General Powell + President Lincoln: Two Models of Effective Leadership
I’ve reflected in an earlier post about Colin Powell’s excellent modeling of leadership. He also does a good job at providing us with examples of other great leaders throughout history.
The same Bloomberg TV interview with Colin Powell I referenced in A Shining Example of Brilliant Leadership discussed great leadership by another paragon of excellence: Abraham Lincoln. This example highlights another aspect of leadership that is easy to understand but devilishly hard to implement: being a good coach and inspiring your team to perform.
Understanding the Value of Your (Work)Horses
In the interview, Powell was asked to define what makes a great leader. He turned to an article published in the New York Times in 1863 about Lincoln. The story goes like this:
Brigadier General Edwin H. Stoughton of Vermont was captured in bed at 2:00 a.m. on March 9, 1863, during a raid by Confederate General John S. Mosby. It was of this specific incident Lincoln was reported to have said that he did not mind the loss of the Brigadier as much as he did the loss of the horses. “For I can make a much better Brigadier in five minutes, but the horses cost a hundred and twenty-five dollars apiece.”
What makes this story impressive is understanding why Lincoln said this about General Stoughton. The Union Army had many challenges with leadership. That was one of the main obstacles in battling–and eventually winning–the Civil War.
Like many Union officers, Stoughton had succumbed to “headquarterism.” General officers stayed in comfortable civilian quarters while their troops were billeted in far less comfortable conditions, often several miles away. In this case, it left Stoughton exposed to the sort of raid that Mosby pulled off. This happened quite often to other officers as well.
The practice infuriated the rank and file. One of Stoughton’s own soldiers wrote in a letter home, “If he is so fancy that he can’t put up with them [the soldiers], the Government should put him out.” Lincoln heard this sentiment loud and clear; Stoughton never worked as a general again.
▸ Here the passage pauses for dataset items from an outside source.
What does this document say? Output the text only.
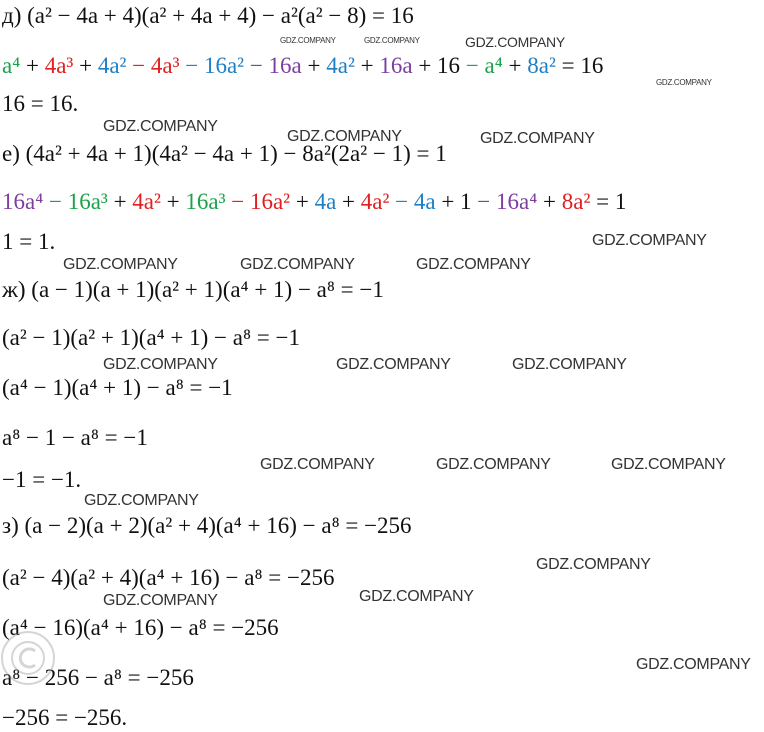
д) (a² − 4a + 4)(a² + 4a + 4) − a²(a² − 8) = 16
a⁴ + 4a³ + 4a² − 4a³ − 16a² − 16a + 4a² + 16a + 16 − a⁴ + 8a² = 16
16 = 16.
е) (4a² + 4a + 1)(4a² − 4a + 1) − 8a²(2a² − 1) = 1
16a⁴ − 16a³ + 4a² + 16a³ − 16a² + 4a + 4a² − 4a + 1 − 16a⁴ + 8a² = 1
1 = 1.
ж) (a − 1)(a + 1)(a² + 1)(a⁴ + 1) − a⁸ = −1
(a² − 1)(a² + 1)(a⁴ + 1) − a⁸ = −1
(a⁴ − 1)(a⁴ + 1) − a⁸ = −1
a⁸ − 1 − a⁸ = −1
−1 = −1.
з) (a − 2)(a + 2)(a² + 4)(a⁴ + 16) − a⁸ = −256
(a² − 4)(a² + 4)(a⁴ + 16) − a⁸ = −256
(a⁴ − 16)(a⁴ + 16) − a⁸ = −256
a⁸ − 256 − a⁸ = −256
−256 = −256.
GDZ.COMPANY	GDZ.COMPANY	GDZ.COMPANY
GDZ.COMPANY
GDZ.COMPANY
GDZ.COMPANY	GDZ.COMPANY
GDZ.COMPANY
GDZ.COMPANY	GDZ.COMPANY	GDZ.COMPANY
GDZ.COMPANY	GDZ.COMPANY	GDZ.COMPANY
GDZ.COMPANY	GDZ.COMPANY	GDZ.COMPANY
GDZ.COMPANY
GDZ.COMPANY
GDZ.COMPANY	GDZ.COMPANY
GDZ.COMPANY
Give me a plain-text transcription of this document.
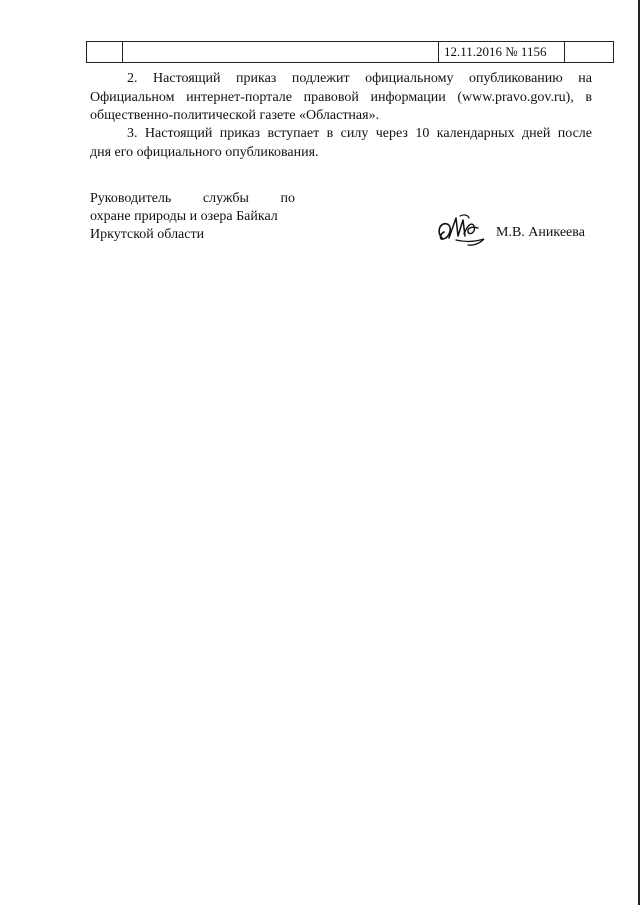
12.11.2016 № 1156
2. Настоящий приказ подлежит официальному опубликованию на
Официальном интернет-портале правовой информации (www.pravo.gov.ru), в
общественно-политической газете «Областная».
3. Настоящий приказ вступает в силу через 10 календарных дней после
дня его официального опубликования.
Руководитель службы по
охране природы и озера Байкал
Иркутской области	М.В. Аникеева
The Goal: “Put Me In, Coach”
Powell interprets Lincoln’s leadership to mean: take care of the horses, the soldiers, the employees, the clerks, the students, the faculty… whatever your industry, do what it takes to be successful in whatever it is you are trying to achieve. What Powell is defining here is the most important role of a true leader is being a good coach.
Your team needs feedback on how they are doing. They need solutions tailored to their strengths. If you are headquartered miles away in a comfortable house while they are in the trenches, you will not know what they need. You will not be empowering them. You will not be expressing interest in their success. You will not be modelling productivity or listening to them.
Ultimately, you will be failing them.
Solidifying the “Lead” in Leadership
To be clear, this leadership strategy does not mean you must join your team in getting the work done. Your job as a leader is to remove obstacles for your team. You must there and make sure they are able to tell you what they need. Remember, as Abraham Lincoln said, we can always hire another general, it is the workhorses you can not afford to lose!
EII Consulting can help you identify those workhorses and coach your team up to remove the obstacles that are holding your team back. Contact us for more information.
In the meantime, here’s some more infinite wisdom from General Powell…
“A leader is a person who understands that they are leading followers. They are there to put people into work that has value and purpose. He or she will make sure they have everything to get it done. Get that vision down to the lowest person in the organization and get them everything they need.”